This article is part of a week of coverage by Responsible Investor to mark International Women’s Day 2023.
Net-zero pledges – commitments to reducing CO2e emissions to zero on a net basis – appear to be everywhere nowadays. According to Net Zero Tracker, one-third of the world’s largest publicly traded companies now have net-zero targets.
Admittedly, many organisations struggle to execute on these high-level commitments, but the process of wrestling with doubts and discussing measurements and reasonable speed of progress is the very reason why such pledges are so valuable. By pairing legitimacy with pragmatic urgency, they empower organisations around the world with the resources to commence execution of their net-zero journey.
Think of the well-known phrase “you can only manage what you can measure” and then think this again at the scale of thousands of organisations. This “scaling via pledging to measure” is why net-zero pledges are so powerful. The urgency of everyone wanting to look good at the 26th annual COP in Glasgow also helped, of course.
Unsurprisingly, biodiversity has been inspired by that annual, urgency-generating COP framework and would probably already have equivalent pledges if a suitable metric equivalent to the ‘e’ in CO2e had been found to date.
Sadly, focus on gender seems to lack such urgency beyond press releases on International Women’s Day – despite the established evidence that better gender diversity can positively affect key outcomes such as disclosure, performance or risk management.
While the lack of a readily available measure beyond the diversity of (predominantly part-time) board members may have explained the delay in scaling, a UN Women webinar late last year demonstrated a clear and readily available measure in the percentage of women among top executives, including the ability to compute this measure ‘net of power’.
A higher female headcount does not necessarily contribute to parity. For example, if a tech company has 50 percent women among its six top executives but the chief executive officer, chief financial officer and chief technology officer are men, while women fill the roles of chief operating officer, chief HR officer and general counsel, we have gender parity in headcount – but not in power.
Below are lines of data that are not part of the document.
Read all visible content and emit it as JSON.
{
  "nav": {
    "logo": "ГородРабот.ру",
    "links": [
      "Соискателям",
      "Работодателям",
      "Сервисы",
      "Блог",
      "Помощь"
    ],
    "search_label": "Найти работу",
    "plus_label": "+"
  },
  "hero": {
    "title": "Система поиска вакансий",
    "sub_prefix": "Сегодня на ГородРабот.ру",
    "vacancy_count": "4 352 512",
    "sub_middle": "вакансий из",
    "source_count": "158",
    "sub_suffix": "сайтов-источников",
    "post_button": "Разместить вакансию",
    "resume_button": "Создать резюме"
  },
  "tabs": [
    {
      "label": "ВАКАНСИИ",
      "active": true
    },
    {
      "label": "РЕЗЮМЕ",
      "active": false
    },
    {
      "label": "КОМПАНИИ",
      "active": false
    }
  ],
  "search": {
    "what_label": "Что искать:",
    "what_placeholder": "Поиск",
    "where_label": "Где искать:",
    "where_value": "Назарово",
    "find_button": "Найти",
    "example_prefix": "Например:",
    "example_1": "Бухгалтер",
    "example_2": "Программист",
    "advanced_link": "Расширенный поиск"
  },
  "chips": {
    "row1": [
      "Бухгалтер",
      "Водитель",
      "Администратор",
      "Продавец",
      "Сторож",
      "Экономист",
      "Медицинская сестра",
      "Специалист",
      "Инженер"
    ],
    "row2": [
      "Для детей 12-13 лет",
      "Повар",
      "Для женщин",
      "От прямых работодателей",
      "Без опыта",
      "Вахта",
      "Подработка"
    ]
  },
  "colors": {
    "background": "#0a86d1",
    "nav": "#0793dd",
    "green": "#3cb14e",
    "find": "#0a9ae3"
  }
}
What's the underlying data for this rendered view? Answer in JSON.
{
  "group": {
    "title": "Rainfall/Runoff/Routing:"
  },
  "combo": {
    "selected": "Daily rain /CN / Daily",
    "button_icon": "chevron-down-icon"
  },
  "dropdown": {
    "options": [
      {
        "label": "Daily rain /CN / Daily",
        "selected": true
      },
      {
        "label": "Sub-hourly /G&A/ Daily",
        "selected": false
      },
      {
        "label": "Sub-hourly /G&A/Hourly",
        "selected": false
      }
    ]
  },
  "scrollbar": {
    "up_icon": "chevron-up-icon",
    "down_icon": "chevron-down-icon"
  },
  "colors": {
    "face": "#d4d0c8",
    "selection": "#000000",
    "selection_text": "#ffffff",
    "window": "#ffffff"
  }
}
Hence our proposal: net parity pledges.
This goes further than simply putting more women onto corporate leadership picture galleries. Using the voting rights held by executives, we can estimate the power of such roles in any given sector and calculate the “gender diversity net of power”, or “net gender diversity”. This metric makes it possible for any organisation to pledge net gender parity by a certain date.
Gender parity should focus in particular on the most powerful layer of an organisation: its full-time employed leadership. While many organisations will argue that it will be a struggle and might take decades to find sufficient female talent for the top executive layer, that very struggle is the point. It pairs legitimacy with pragmatic urgency and empowers organisations to commence executing their journey towards true gender parity.
We are calling for organisations to make net parity pledges, with goals to be achieved by as soon as 2040 (or 2050). We believe that gender equality is a human right and that net gender parity is an essential part of this equality.
It is particularly important that larger private, public or third-sector organisations – with their substantial resources and talent pools – lead the way, but net gender parity, and a better future, will rely on all of us taking action.
Andreas Hoepner is a full professor of operational risk, banking and finance at the Smurfit Graduate Business School of University College Dublin. Jacqueline Jackson is the head of responsible investment at London LGPS CIV.